Un grand espoir de guérison - deux fois plus grand qu'avant - pour les 28 000 Québécois porteurs du virus de l'hépatite C. Voilà ce que représente l'approbation, par Santé Canada, d'un nouveau médicament très efficace contre cette sournoise maladie.

Mis à jour le 3 août 2011
Marie Allard LA PRESSE

«Ce n'est rien de moins qu'une petite révolution qui est en train de s'opérer dans le traitement de l'hépatite C, a dit hier à La Presse le Dr Marc Poliquin, de la clinique L'Actuel de Montréal. Ça fait 20 ans que je travaille dans ce domaine et c'est la première fois qu'on a une avancée majeure, avec l'arrivée du bocéprévir comme inhibiteur de protéase.»
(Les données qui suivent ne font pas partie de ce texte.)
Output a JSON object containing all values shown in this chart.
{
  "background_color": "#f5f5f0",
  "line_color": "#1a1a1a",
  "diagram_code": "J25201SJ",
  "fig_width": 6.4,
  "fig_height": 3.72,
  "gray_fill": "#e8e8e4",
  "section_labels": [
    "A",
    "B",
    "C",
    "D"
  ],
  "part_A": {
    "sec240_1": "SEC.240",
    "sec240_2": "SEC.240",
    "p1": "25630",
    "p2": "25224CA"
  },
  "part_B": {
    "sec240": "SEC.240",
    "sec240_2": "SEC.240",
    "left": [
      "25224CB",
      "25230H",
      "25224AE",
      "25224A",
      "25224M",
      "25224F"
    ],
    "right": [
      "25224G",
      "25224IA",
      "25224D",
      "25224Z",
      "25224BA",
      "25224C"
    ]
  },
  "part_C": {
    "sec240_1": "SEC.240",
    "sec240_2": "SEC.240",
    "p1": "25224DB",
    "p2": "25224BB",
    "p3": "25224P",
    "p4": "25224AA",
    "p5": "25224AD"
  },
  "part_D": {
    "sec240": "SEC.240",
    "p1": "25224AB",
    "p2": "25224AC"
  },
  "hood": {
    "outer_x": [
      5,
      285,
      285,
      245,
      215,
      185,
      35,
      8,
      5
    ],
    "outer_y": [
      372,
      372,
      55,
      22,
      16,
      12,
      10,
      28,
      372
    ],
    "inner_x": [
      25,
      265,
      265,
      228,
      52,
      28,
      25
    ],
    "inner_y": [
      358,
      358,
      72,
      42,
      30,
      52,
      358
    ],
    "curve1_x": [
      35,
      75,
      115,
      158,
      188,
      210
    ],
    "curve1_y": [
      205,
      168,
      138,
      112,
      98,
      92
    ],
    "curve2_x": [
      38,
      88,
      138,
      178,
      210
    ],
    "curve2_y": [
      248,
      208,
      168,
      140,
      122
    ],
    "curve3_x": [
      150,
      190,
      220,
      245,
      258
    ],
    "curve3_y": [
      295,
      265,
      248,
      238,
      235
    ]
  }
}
Utilisé avec le traitement standard actuel, ce nouveau médicament double les chances d'éliminer le virus chez les patients n'ayant jamais été traités. Et il triple le taux de réponse des patients chez qui un précédent traitement a échoué, selon deux études publiées dans The New England Journal of Medicine. «On va passer de 40% à 70% de taux de guérison, pour un génotype 1» prévalant au Canada, s'est réjoui le Dr Poliquin.

«C'est une merveilleuse nouvelle, on attend ça depuis très, très longtemps», a indiqué Laurence Mersilian, contaminée par transfusion sanguine lors d'une césarienne, en 1982. Ce n'est que 20 ans plus tard, après avoir vécu avec une grande fatigue, qu'elle a été diagnostiquée porteuse du virus de l'hépatite C. «Mon foie était abîmé comme celui d'une personne alcoolique, alors que je n'aimais pas l'alcool», a-t-elle dit.

Transmissible par le sang, le virus de l'hépatite C cause l'inflammation du foie, et peut progresser jusqu'à la cirrhose ou au cancer du foie. De 15% à 25% des personnes infectées s'en remettent, selon Santé Canada, mais les autres contractent la forme chronique de la maladie, parfois sans le savoir, la progression pouvant être lente.

Un traitement plus court

Mme Mersilian, qui a fondé le Centre d'aide aux personnes atteintes de l'hépatite C, a pu guérir sans bocéprévir. «J'ai été vraiment très chanceuse, mais le traitement était extrêmement difficile», a-t-elle souligné. Diarrhée, perte de cheveux, anémie, fatigue sont parmi les effets secondaires du traitement, pendant presque un an.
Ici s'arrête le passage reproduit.